All-trans retinoic acid overcomes solid tumor radioresistance by inducing inflammatory macrophages.

Radiotherapy (RT) is an important anti-cancer treatment modality that activates innate and adaptive immune responses. When all-trans retinoic acid (RA) was administered with radiation, we observed superior antitumor responses compared to ionizing radiation (IR) alone or RA alone. The superior antitumor effects of combination treatment were accompanied by a dramatic increase of TNF-α- and inducible nitric oxide synthase (iNOS)-producing inflammatory macrophages in local and distal non-irradiated (distal) tumors.
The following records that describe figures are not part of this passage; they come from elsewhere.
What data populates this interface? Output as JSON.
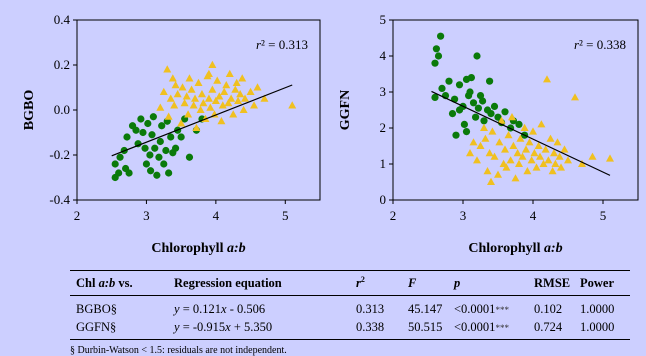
{
  "chart_data": [
    {
      "type": "scatter",
      "ylabel": "BGBO",
      "xlabel": "Chlorophyll a:b",
      "xlim": [
        2,
        5.5
      ],
      "ylim": [
        -0.4,
        0.4
      ],
      "xticks": [
        "2",
        "3",
        "4",
        "5"
      ],
      "yticks": [
        "-0.4",
        "-0.2",
        "0.0",
        "0.2",
        "0.4"
      ],
      "annotation": "r² = 0.313",
      "fit": {
        "slope": 0.121,
        "intercept": -0.506,
        "x_from": 2.5,
        "x_to": 5.1
      },
      "series": [
        {
          "color": "#0a7a0a",
          "marker": "circle",
          "points": [
            [
              2.55,
              -0.24
            ],
            [
              2.6,
              -0.28
            ],
            [
              2.55,
              -0.3
            ],
            [
              2.62,
              -0.21
            ],
            [
              2.68,
              -0.18
            ],
            [
              2.7,
              -0.26
            ],
            [
              2.72,
              -0.12
            ],
            [
              2.75,
              -0.28
            ],
            [
              2.8,
              -0.07
            ],
            [
              2.85,
              -0.09
            ],
            [
              2.88,
              -0.15
            ],
            [
              2.92,
              -0.04
            ],
            [
              2.95,
              -0.1
            ],
            [
              2.98,
              -0.17
            ],
            [
              3.0,
              -0.24
            ],
            [
              3.02,
              -0.06
            ],
            [
              3.05,
              -0.2
            ],
            [
              3.06,
              -0.27
            ],
            [
              3.08,
              -0.11
            ],
            [
              3.1,
              -0.03
            ],
            [
              3.12,
              -0.17
            ],
            [
              3.15,
              -0.29
            ],
            [
              3.18,
              -0.21
            ],
            [
              3.2,
              -0.14
            ],
            [
              3.22,
              -0.07
            ],
            [
              3.25,
              -0.24
            ],
            [
              3.28,
              -0.18
            ],
            [
              3.3,
              -0.05
            ],
            [
              3.32,
              -0.28
            ],
            [
              3.35,
              -0.12
            ],
            [
              3.38,
              -0.19
            ],
            [
              3.42,
              -0.17
            ],
            [
              3.45,
              -0.09
            ],
            [
              3.5,
              -0.12
            ],
            [
              3.55,
              -0.04
            ],
            [
              3.62,
              -0.21
            ],
            [
              3.72,
              -0.09
            ],
            [
              3.8,
              -0.04
            ]
          ]
        },
        {
          "color": "#f0c020",
          "marker": "triangle",
          "points": [
            [
              3.2,
              0.01
            ],
            [
              3.25,
              0.08
            ],
            [
              3.3,
              0.18
            ],
            [
              3.32,
              -0.03
            ],
            [
              3.35,
              0.05
            ],
            [
              3.38,
              0.14
            ],
            [
              3.4,
              0.02
            ],
            [
              3.42,
              0.11
            ],
            [
              3.45,
              0.07
            ],
            [
              3.5,
              -0.06
            ],
            [
              3.52,
              0.1
            ],
            [
              3.55,
              0.03
            ],
            [
              3.58,
              0.06
            ],
            [
              3.6,
              -0.02
            ],
            [
              3.62,
              0.14
            ],
            [
              3.65,
              0.09
            ],
            [
              3.68,
              0.02
            ],
            [
              3.7,
              0.05
            ],
            [
              3.72,
              -0.08
            ],
            [
              3.75,
              0.12
            ],
            [
              3.78,
              0.0
            ],
            [
              3.8,
              0.07
            ],
            [
              3.82,
              0.03
            ],
            [
              3.85,
              -0.04
            ],
            [
              3.88,
              0.15
            ],
            [
              3.9,
              0.05
            ],
            [
              3.92,
              0.01
            ],
            [
              3.95,
              0.09
            ],
            [
              3.98,
              -0.02
            ],
            [
              4.0,
              0.04
            ],
            [
              4.02,
              0.13
            ],
            [
              4.05,
              0.06
            ],
            [
              4.08,
              -0.05
            ],
            [
              4.1,
              0.02
            ],
            [
              4.12,
              0.08
            ],
            [
              4.15,
              0.11
            ],
            [
              4.18,
              0.03
            ],
            [
              4.2,
              0.16
            ],
            [
              4.22,
              0.05
            ],
            [
              4.25,
              -0.02
            ],
            [
              4.28,
              0.09
            ],
            [
              4.3,
              0.12
            ],
            [
              4.32,
              0.04
            ],
            [
              4.35,
              0.07
            ],
            [
              4.38,
              0.14
            ],
            [
              4.4,
              0.0
            ],
            [
              4.42,
              0.05
            ],
            [
              4.5,
              0.08
            ],
            [
              4.55,
              0.02
            ],
            [
              4.6,
              0.1
            ],
            [
              4.7,
              0.05
            ],
            [
              5.1,
              0.02
            ],
            [
              3.9,
              0.16
            ],
            [
              3.95,
              0.2
            ]
          ]
        }
      ]
    },
    {
      "type": "scatter",
      "ylabel": "GGFN",
      "xlabel": "Chlorophyll a:b",
      "xlim": [
        2,
        5.5
      ],
      "ylim": [
        0,
        5
      ],
      "xticks": [
        "2",
        "3",
        "4",
        "5"
      ],
      "yticks": [
        "0",
        "1",
        "2",
        "3",
        "4",
        "5"
      ],
      "annotation": "r² = 0.338",
      "fit": {
        "slope": -0.915,
        "intercept": 5.35,
        "x_from": 2.55,
        "x_to": 5.1
      },
      "series": [
        {
          "color": "#0a7a0a",
          "marker": "circle",
          "points": [
            [
              2.6,
              3.8
            ],
            [
              2.62,
              4.2
            ],
            [
              2.68,
              4.55
            ],
            [
              2.6,
              2.85
            ],
            [
              2.7,
              3.1
            ],
            [
              2.75,
              2.9
            ],
            [
              2.8,
              3.3
            ],
            [
              2.85,
              2.4
            ],
            [
              2.88,
              2.8
            ],
            [
              2.9,
              1.8
            ],
            [
              2.95,
              3.2
            ],
            [
              3.0,
              2.6
            ],
            [
              3.02,
              2.1
            ],
            [
              3.05,
              3.35
            ],
            [
              3.08,
              2.9
            ],
            [
              3.1,
              3.0
            ],
            [
              3.12,
              3.4
            ],
            [
              3.15,
              2.7
            ],
            [
              3.18,
              2.3
            ],
            [
              3.2,
              4.0
            ],
            [
              3.22,
              2.55
            ],
            [
              3.25,
              2.9
            ],
            [
              3.28,
              2.75
            ],
            [
              3.3,
              2.2
            ],
            [
              3.35,
              2.5
            ],
            [
              3.38,
              3.3
            ],
            [
              3.4,
              2.4
            ],
            [
              3.45,
              2.6
            ],
            [
              3.5,
              2.3
            ],
            [
              3.55,
              2.15
            ],
            [
              3.6,
              2.45
            ],
            [
              3.68,
              2.0
            ],
            [
              3.72,
              2.2
            ],
            [
              3.8,
              2.1
            ],
            [
              3.88,
              1.8
            ],
            [
              2.65,
              4.0
            ],
            [
              2.95,
              2.5
            ],
            [
              3.05,
              1.9
            ]
          ]
        },
        {
          "color": "#f0c020",
          "marker": "triangle",
          "points": [
            [
              3.2,
              1.1
            ],
            [
              3.25,
              1.5
            ],
            [
              3.3,
              2.0
            ],
            [
              3.32,
              1.7
            ],
            [
              3.35,
              0.8
            ],
            [
              3.38,
              1.3
            ],
            [
              3.4,
              0.5
            ],
            [
              3.42,
              1.9
            ],
            [
              3.45,
              1.2
            ],
            [
              3.5,
              0.7
            ],
            [
              3.52,
              1.6
            ],
            [
              3.55,
              2.2
            ],
            [
              3.58,
              1.0
            ],
            [
              3.6,
              1.4
            ],
            [
              3.62,
              0.9
            ],
            [
              3.65,
              1.8
            ],
            [
              3.68,
              1.1
            ],
            [
              3.7,
              2.3
            ],
            [
              3.72,
              1.5
            ],
            [
              3.75,
              0.6
            ],
            [
              3.78,
              1.3
            ],
            [
              3.8,
              1.0
            ],
            [
              3.82,
              1.7
            ],
            [
              3.85,
              1.2
            ],
            [
              3.88,
              2.0
            ],
            [
              3.9,
              1.4
            ],
            [
              3.92,
              0.8
            ],
            [
              3.95,
              1.6
            ],
            [
              3.98,
              1.1
            ],
            [
              4.0,
              1.9
            ],
            [
              4.02,
              1.3
            ],
            [
              4.05,
              0.9
            ],
            [
              4.08,
              1.5
            ],
            [
              4.1,
              1.2
            ],
            [
              4.12,
              2.1
            ],
            [
              4.15,
              1.0
            ],
            [
              4.18,
              1.4
            ],
            [
              4.2,
              3.35
            ],
            [
              4.22,
              1.1
            ],
            [
              4.25,
              1.7
            ],
            [
              4.28,
              0.8
            ],
            [
              4.3,
              1.3
            ],
            [
              4.32,
              1.0
            ],
            [
              4.35,
              1.6
            ],
            [
              4.38,
              1.2
            ],
            [
              4.4,
              0.9
            ],
            [
              4.45,
              1.4
            ],
            [
              4.5,
              1.1
            ],
            [
              4.6,
              2.85
            ],
            [
              4.7,
              1.0
            ],
            [
              4.85,
              1.2
            ],
            [
              5.1,
              1.15
            ],
            [
              3.1,
              1.3
            ],
            [
              3.15,
              1.6
            ]
          ]
        }
      ]
    }
  ],
  "table": {
    "headers": {
      "col1_a": "Chl ",
      "col1_b": "a:b",
      "col1_c": " vs.",
      "col2": "Regression equation",
      "col3_base": "r",
      "col3_sup": "2",
      "col4": "F",
      "col5": "p",
      "col6": "RMSE",
      "col7": "Power"
    },
    "rows": [
      {
        "name": "BGBO§",
        "eq_y": "y",
        "eq_rest": " =  0.121",
        "eq_x": "x",
        "eq_tail": " - 0.506",
        "r2": "0.313",
        "F": "45.147",
        "p": "<0.0001",
        "stars": "***",
        "rmse": "0.102",
        "power": "1.0000"
      },
      {
        "name": "GGFN§",
        "eq_y": "y",
        "eq_rest": " = -0.915",
        "eq_x": "x",
        "eq_tail": " + 5.350",
        "r2": "0.338",
        "F": "50.515",
        "p": "<0.0001",
        "stars": "***",
        "rmse": "0.724",
        "power": "1.0000"
      }
    ],
    "footnote": "§ Durbin-Watson < 1.5: residuals are not independent."
  }
}
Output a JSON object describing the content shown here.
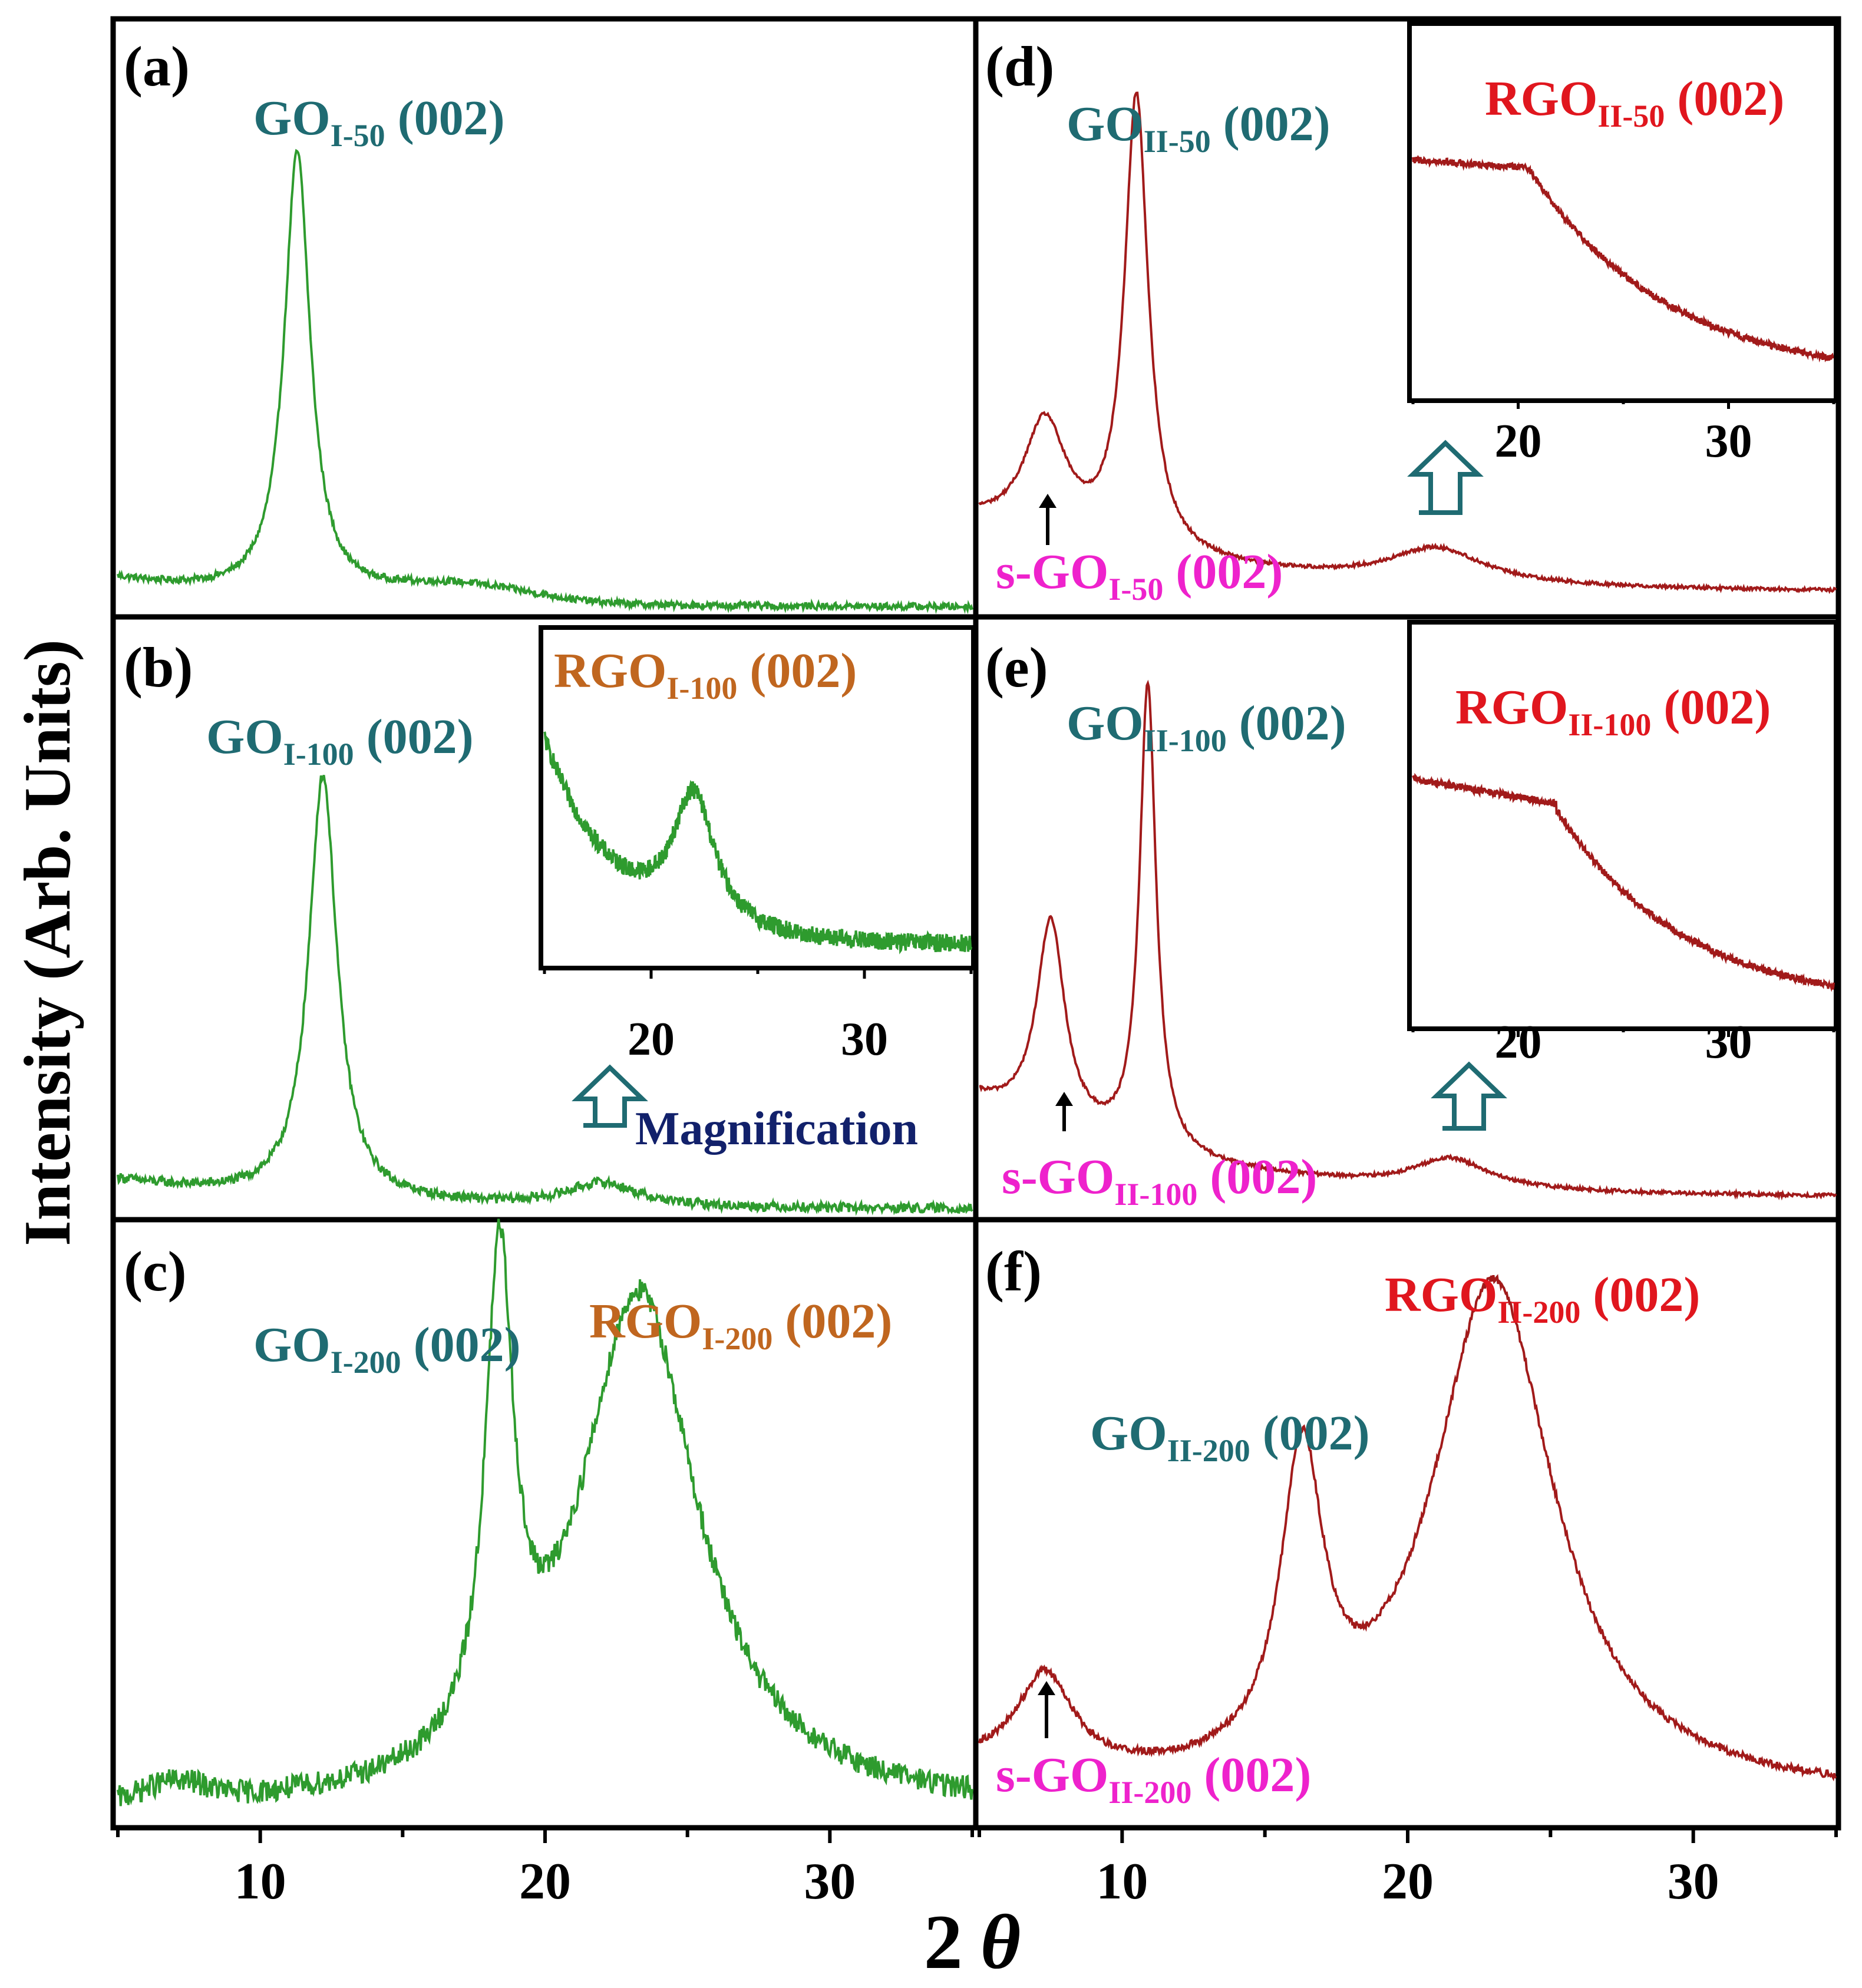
{
  "figure": {
    "ylabel": "Intensity (Arb. Units)",
    "xlabel_num": "2",
    "xlabel_sym": "θ",
    "colors": {
      "green": "#2e9b2e",
      "red": "#a11a1a",
      "teal": "#1f6b72",
      "magenta": "#ee22cc",
      "orange": "#c0661f",
      "brightred": "#e0161e",
      "navy": "#12216b"
    }
  },
  "x_ticks": [
    "10",
    "20",
    "30"
  ],
  "inset_ticks": [
    "20",
    "30"
  ],
  "magnification": "Magnification",
  "panels": {
    "a": {
      "label": "(a)",
      "go_main": "GO",
      "go_sub": "I-50",
      "go_tail": " (002)"
    },
    "b": {
      "label": "(b)",
      "go_main": "GO",
      "go_sub": "I-100",
      "go_tail": " (002)",
      "rgo_main": "RGO",
      "rgo_sub": "I-100",
      "rgo_tail": " (002)"
    },
    "c": {
      "label": "(c)",
      "go_main": "GO",
      "go_sub": "I-200",
      "go_tail": " (002)",
      "rgo_main": "RGO",
      "rgo_sub": "I-200",
      "rgo_tail": " (002)"
    },
    "d": {
      "label": "(d)",
      "go_main": "GO",
      "go_sub": "II-50",
      "go_tail": " (002)",
      "rgo_main": "RGO",
      "rgo_sub": "II-50",
      "rgo_tail": " (002)",
      "sgo_main": "s-GO",
      "sgo_sub": "I-50",
      "sgo_tail": " (002)"
    },
    "e": {
      "label": "(e)",
      "go_main": "GO",
      "go_sub": "II-100",
      "go_tail": " (002)",
      "rgo_main": "RGO",
      "rgo_sub": "II-100",
      "rgo_tail": " (002)",
      "sgo_main": "s-GO",
      "sgo_sub": "II-100",
      "sgo_tail": " (002)"
    },
    "f": {
      "label": "(f)",
      "go_main": "GO",
      "go_sub": "II-200",
      "go_tail": " (002)",
      "rgo_main": "RGO",
      "rgo_sub": "II-200",
      "rgo_tail": " (002)",
      "sgo_main": "s-GO",
      "sgo_sub": "II-200",
      "sgo_tail": " (002)"
    }
  },
  "chart_data": [
    {
      "type": "line",
      "panel": "a",
      "title": "(a)",
      "xlabel": "2 θ",
      "ylabel": "Intensity (Arb. Units)",
      "xlim": [
        5,
        35
      ],
      "ylim": [
        0,
        1
      ],
      "color": "#2e9b2e",
      "noise": 0.006,
      "peaks": [
        {
          "label": "GO I-50 (002)",
          "x": 11.3,
          "height": 0.77,
          "width": 0.55
        }
      ],
      "background": "low decaying baseline with weak hump near 2θ ≈ 17"
    },
    {
      "type": "line",
      "panel": "b",
      "title": "(b)",
      "xlim": [
        5,
        35
      ],
      "ylim": [
        0,
        1
      ],
      "color": "#2e9b2e",
      "noise": 0.008,
      "peaks": [
        {
          "label": "GO I-100 (002)",
          "x": 12.2,
          "height": 0.72,
          "width": 0.6
        },
        {
          "label": "RGO I-100 (002)",
          "x": 22.0,
          "height": 0.04,
          "width": 1.5
        }
      ]
    },
    {
      "type": "line",
      "panel": "b-inset",
      "title": "RGO I-100 (002)",
      "xlim": [
        15,
        35
      ],
      "ylim": [
        0,
        1
      ],
      "color": "#2e9b2e",
      "noise": 0.035,
      "peaks": [
        {
          "label": "RGO I-100 (002)",
          "x": 22.0,
          "height": 0.5,
          "width": 1.2
        }
      ],
      "start_value": 0.85,
      "end_value": 0.08
    },
    {
      "type": "line",
      "panel": "c",
      "title": "(c)",
      "xlim": [
        5,
        35
      ],
      "ylim": [
        0,
        1
      ],
      "color": "#2e9b2e",
      "noise": 0.02,
      "peaks": [
        {
          "label": "GO I-200 (002)",
          "x": 18.4,
          "height": 0.8,
          "width": 0.6
        },
        {
          "label": "RGO I-200 (002)",
          "x": 23.3,
          "height": 0.86,
          "width": 2.5
        }
      ]
    },
    {
      "type": "line",
      "panel": "d",
      "title": "(d)",
      "xlim": [
        5,
        35
      ],
      "ylim": [
        0,
        1
      ],
      "color": "#a11a1a",
      "noise": 0.003,
      "peaks": [
        {
          "label": "s-GO I-50 (002)",
          "x": 7.3,
          "height": 0.2,
          "width": 0.9
        },
        {
          "label": "GO II-50 (002)",
          "x": 10.5,
          "height": 0.79,
          "width": 0.5
        },
        {
          "label": "RGO II-50 (002)",
          "x": 21.0,
          "height": 0.06,
          "width": 2.0
        }
      ]
    },
    {
      "type": "line",
      "panel": "d-inset",
      "title": "RGO II-50 (002)",
      "xlim": [
        15,
        35
      ],
      "ylim": [
        0,
        1
      ],
      "color": "#a11a1a",
      "noise": 0.012,
      "start_value": 0.85,
      "shoulder_x": 20.5,
      "end_value": 0.06
    },
    {
      "type": "line",
      "panel": "e",
      "title": "(e)",
      "xlim": [
        5,
        35
      ],
      "ylim": [
        0,
        1
      ],
      "color": "#a11a1a",
      "noise": 0.003,
      "peaks": [
        {
          "label": "s-GO II-100 (002)",
          "x": 7.5,
          "height": 0.35,
          "width": 0.6
        },
        {
          "label": "GO II-100 (002)",
          "x": 10.9,
          "height": 0.79,
          "width": 0.35
        },
        {
          "label": "RGO II-100 (002)",
          "x": 21.5,
          "height": 0.05,
          "width": 1.6
        }
      ]
    },
    {
      "type": "line",
      "panel": "e-inset",
      "title": "RGO II-100 (002)",
      "xlim": [
        15,
        35
      ],
      "ylim": [
        0,
        1
      ],
      "color": "#a11a1a",
      "noise": 0.012,
      "start_value": 0.82,
      "shoulder_x": 21.8,
      "end_value": 0.06
    },
    {
      "type": "line",
      "panel": "f",
      "title": "(f)",
      "xlim": [
        5,
        35
      ],
      "ylim": [
        0,
        1
      ],
      "color": "#a11a1a",
      "noise": 0.006,
      "peaks": [
        {
          "label": "s-GO II-200 (002)",
          "x": 7.3,
          "height": 0.16,
          "width": 1.2
        },
        {
          "label": "GO II-200 (002)",
          "x": 16.3,
          "height": 0.5,
          "width": 0.9
        },
        {
          "label": "RGO II-200 (002)",
          "x": 23.0,
          "height": 0.86,
          "width": 2.6
        }
      ]
    }
  ]
}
Inflammatory macrophages are essential for the therapeutic efficacy of combination treatment by inducing effector T cell infiltration and enhancing the effector T cell to regulatory T cell ratio in local and distal tumors. T cells and T cell-derived IFN-γ are crucial for increasing inflammatory macrophage levels in IR and RA treated tumors. Notably, whereas CD8 T cells are required for the antitumor response to IR, CD4 T cells are required for the effectiveness of the IR and RA combination. Combination treatment with RA enhanced the abscopal response when radiation and PD-L1 blockade were used together. The synergistic positive feedback loop of inflammatory macrophages and adaptive immunity is required for the antitumor efficacy of IR plus RA combination treatment. Our findings provide a translational and relatively nontoxic strategy for enhancing the local and systemic antitumor effects of IR.